After a visitor tires of exploring historical structures, there remain the ancient avenues.  The Street Called Straight, known in Arabic as Bab Sharqi, was in Roman times the hub of the city.  Today, this mile long street intersected at right angles with laneways is little changed from the days of Imperial Rome.  Each of the connecting alleyways specializes in a certain product and all connect with Souk al-Hamadiah, one of the most popular shopping markets in the East and famous as far away as the Americas.  The whole street, built by the Ottomans about a hundred years ago, is roofed and banned to traffic.  Famous for the handmade goods sold by its merchants, it is a mecca for tourists.  From all over the world they come to purchase the famous Damascus brocade, damask fabrics and inlay works of brass, ivory, and silver.  However, in our modern age, intermixed with these world-famous handmade works of art are the plastic trinkets and other machine-made products of the West.  Nevertheless, they only appear to add colour to the historic products produced for centuries.  Some tourists journey to Damascus only to shop in this Souk that a number of writers have asserted is the prototype of the western supermarket.

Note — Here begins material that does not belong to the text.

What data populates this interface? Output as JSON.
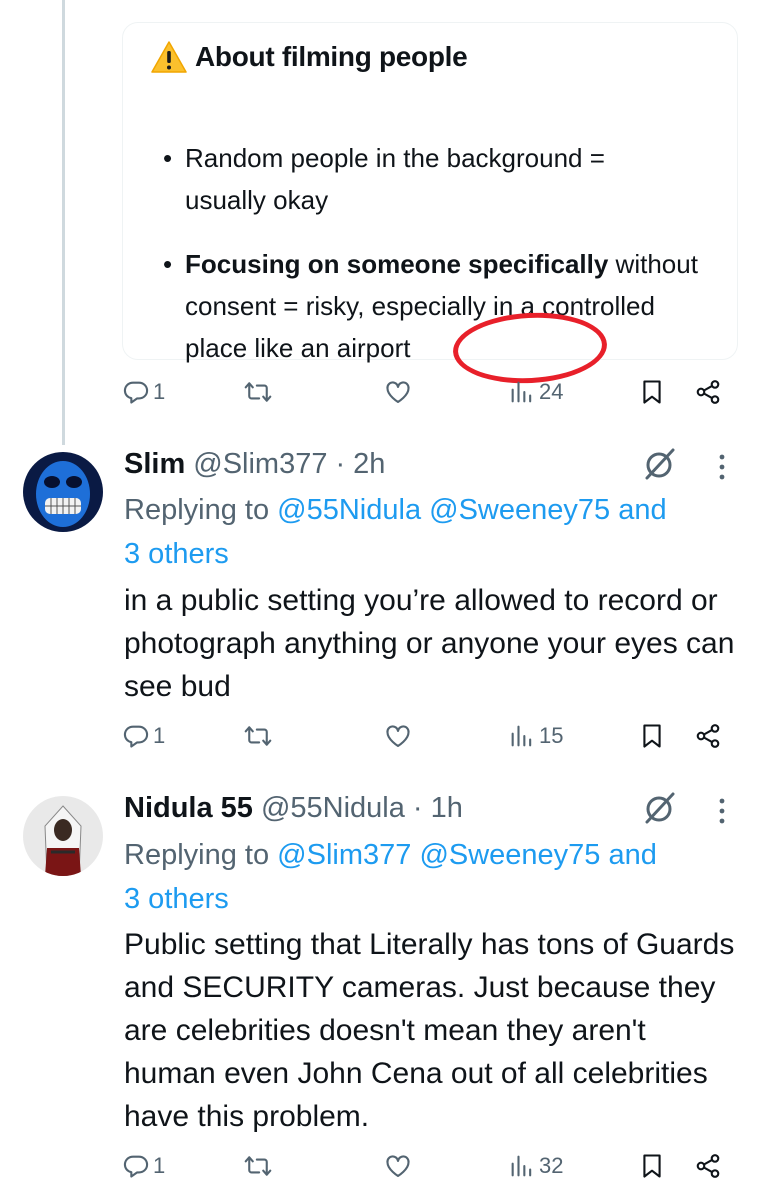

When shoppers have had enough of shopping and venerable sites, they can relax in the courtyard of an old Damascene home amid fruit trees and the perfume diffusing Rosa Damascena – a rose of Damascus which has been transplanted to the four corners of the world.  The natural calm beauty and the enticing atmosphere of the setting makes the heart begin to beat and become overwhelmed with an ambiguous sweet nostalgia.  Here the visitor can dream of old and new Damascus – a jewel on earth and an eternal mysterious city with a magic effect.